Kostet uns Griechenland, kostet uns der Euro, kostet uns Europa Geld? Natürlich, viel Geld sogar, aber das allein ist weder gut noch schlecht. Die entscheidende Frage ist, was wir dafür als Gegenleistung bekommen. 
   
Fragen wir doch einmal so herum: Wie müsste eine europäische Ordnung aussehen, die uns eine Billion Euro wert wäre?

 

2 Kommentare

Linear

  • michel  
    "Deutschland kauft damit Einfluss und Sicherheit."

    Kaufen soll man sich etwas aber nur, wenn man sich das auch leisten kann. Wir sind doch selbst bis zum Hals verschuldet! Noch mehr Einfluss und noch mehr Sicherheit sind dann halt einfach im Moment zu teuer für uns. Wenn mein Konto leer ist, kaufe ich mir ja auch keinen teuren Rotwein, sondern ich gebe mich mit dem zufrieden, was ich habe.

    Und ich jedenfalls bin zufrieden mit dem Einfluss und der Sicherheit, die wir jetzt haben. Mehr wäre vielleicht nett, ist aber eigentlich unnötig.
  • carolus  
    "Noch mehr Einfluss und noch mehr Sicherheit sind dann halt einfach im Moment zu teuer für uns."

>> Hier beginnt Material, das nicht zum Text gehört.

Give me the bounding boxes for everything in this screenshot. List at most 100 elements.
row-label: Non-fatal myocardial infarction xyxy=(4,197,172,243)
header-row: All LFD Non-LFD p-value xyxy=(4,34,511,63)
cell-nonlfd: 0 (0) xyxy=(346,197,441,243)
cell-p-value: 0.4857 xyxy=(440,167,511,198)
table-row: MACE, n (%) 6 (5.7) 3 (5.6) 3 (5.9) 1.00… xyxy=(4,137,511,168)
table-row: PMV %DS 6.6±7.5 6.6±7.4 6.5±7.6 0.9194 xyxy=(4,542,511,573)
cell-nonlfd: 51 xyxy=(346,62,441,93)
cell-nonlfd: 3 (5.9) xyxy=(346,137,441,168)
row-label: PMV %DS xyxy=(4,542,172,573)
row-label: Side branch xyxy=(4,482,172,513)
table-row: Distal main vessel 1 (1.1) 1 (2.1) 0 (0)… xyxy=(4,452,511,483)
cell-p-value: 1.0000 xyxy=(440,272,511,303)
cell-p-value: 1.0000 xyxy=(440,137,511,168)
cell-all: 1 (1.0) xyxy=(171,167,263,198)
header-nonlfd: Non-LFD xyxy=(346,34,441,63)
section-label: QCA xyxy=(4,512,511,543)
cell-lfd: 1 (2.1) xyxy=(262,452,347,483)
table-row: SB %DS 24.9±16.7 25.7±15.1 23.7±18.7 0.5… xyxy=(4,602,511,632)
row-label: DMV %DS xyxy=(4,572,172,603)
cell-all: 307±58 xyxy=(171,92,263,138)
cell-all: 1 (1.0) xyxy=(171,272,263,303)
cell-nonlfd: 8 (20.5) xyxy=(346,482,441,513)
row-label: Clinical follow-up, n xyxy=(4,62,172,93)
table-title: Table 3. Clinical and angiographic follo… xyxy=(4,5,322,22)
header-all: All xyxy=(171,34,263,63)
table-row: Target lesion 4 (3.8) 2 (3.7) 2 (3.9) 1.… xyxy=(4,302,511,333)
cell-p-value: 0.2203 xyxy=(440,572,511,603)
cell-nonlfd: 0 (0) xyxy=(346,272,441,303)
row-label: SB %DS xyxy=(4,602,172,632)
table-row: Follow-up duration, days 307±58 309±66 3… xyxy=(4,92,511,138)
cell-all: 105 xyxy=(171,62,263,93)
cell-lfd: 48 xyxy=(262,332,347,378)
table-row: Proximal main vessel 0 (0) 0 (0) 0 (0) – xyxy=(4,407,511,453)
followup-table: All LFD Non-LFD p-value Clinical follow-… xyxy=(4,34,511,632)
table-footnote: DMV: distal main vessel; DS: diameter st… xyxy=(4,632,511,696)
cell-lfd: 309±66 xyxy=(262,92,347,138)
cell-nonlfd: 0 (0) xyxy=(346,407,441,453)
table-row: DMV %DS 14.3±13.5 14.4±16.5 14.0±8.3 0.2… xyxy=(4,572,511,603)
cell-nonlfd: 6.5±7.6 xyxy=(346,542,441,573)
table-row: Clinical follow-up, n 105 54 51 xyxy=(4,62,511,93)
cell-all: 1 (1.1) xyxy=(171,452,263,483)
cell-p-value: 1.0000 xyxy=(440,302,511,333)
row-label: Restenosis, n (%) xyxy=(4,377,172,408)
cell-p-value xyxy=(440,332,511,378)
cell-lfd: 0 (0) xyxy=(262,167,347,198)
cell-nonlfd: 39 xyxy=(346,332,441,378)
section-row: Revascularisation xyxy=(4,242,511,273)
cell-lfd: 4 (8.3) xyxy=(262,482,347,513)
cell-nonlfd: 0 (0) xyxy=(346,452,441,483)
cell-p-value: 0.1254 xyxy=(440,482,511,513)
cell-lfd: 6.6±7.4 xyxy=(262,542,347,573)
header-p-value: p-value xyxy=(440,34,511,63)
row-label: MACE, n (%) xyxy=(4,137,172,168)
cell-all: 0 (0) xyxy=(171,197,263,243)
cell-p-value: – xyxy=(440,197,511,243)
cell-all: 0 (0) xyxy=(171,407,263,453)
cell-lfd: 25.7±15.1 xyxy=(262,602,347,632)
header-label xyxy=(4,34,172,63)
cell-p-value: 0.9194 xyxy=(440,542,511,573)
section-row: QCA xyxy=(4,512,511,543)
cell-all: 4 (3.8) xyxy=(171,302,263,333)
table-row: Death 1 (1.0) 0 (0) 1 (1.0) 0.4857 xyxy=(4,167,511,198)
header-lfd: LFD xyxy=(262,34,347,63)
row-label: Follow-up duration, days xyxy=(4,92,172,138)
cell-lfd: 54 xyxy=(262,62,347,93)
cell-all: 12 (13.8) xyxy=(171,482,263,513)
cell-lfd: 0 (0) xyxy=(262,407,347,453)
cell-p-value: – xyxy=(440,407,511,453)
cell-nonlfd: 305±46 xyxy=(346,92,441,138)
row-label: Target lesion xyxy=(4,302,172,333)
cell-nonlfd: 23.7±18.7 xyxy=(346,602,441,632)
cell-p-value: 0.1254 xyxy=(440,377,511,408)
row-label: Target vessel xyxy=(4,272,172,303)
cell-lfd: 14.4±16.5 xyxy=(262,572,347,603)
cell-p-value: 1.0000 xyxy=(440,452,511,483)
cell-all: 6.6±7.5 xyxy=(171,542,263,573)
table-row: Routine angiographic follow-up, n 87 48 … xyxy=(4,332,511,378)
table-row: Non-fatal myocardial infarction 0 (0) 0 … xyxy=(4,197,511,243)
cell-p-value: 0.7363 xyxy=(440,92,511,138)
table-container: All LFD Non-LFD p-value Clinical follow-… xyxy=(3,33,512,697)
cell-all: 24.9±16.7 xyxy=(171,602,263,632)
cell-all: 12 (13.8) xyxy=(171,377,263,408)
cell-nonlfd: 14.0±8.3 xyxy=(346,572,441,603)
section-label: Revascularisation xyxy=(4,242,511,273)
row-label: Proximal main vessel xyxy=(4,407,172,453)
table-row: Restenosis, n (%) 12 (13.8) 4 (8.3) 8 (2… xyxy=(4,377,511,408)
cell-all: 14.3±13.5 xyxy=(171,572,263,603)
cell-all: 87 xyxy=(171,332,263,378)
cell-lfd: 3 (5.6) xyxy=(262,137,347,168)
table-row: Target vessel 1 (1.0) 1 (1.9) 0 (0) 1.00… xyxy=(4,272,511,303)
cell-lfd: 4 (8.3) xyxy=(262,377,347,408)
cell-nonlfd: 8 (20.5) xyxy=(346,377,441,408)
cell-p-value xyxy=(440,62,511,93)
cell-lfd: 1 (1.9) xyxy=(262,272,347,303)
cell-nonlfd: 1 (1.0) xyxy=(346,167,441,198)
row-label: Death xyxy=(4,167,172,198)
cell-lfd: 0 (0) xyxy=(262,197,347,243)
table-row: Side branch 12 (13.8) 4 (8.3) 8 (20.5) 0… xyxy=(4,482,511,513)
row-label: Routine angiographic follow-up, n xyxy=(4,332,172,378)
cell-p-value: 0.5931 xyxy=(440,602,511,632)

    Hier geht es nicht um "noch mehr". Das Dumme ist doch, wenn ein Staat nicht dauernd in Einfluss und Sicherheit investiert, dann ist der Einfluss und die Sicherheit, die er bislang genossen hat, irgendwann auch weg. Um E. und S. zu behalten, muss man kontinuierlich Ressourcen einsetzen, man kann nicht einfach aussetzen.

    Oder um in ihrem Bild zu bleiben. Es geht nicht um teuren oder billigen Wein - es geht um trinken oder verdursten. Hopp oder Topp. Entweder wir wollen, dass uns die EU etwas bringt (Einfluss und Sicherheit) - dann müssen wir dafür sorgen, dass sie funktioniert, und auch Geld in die Hand nehmen. Oder wir geben kein Geld mehr aus - dann funktioniert die EU nicht mehr, und wir verlieren ganz schnell den enormen Einfluss, den wir über diese Schiene haben, und mittelfristig auch die Sicherheit in einem befriedeten Europa.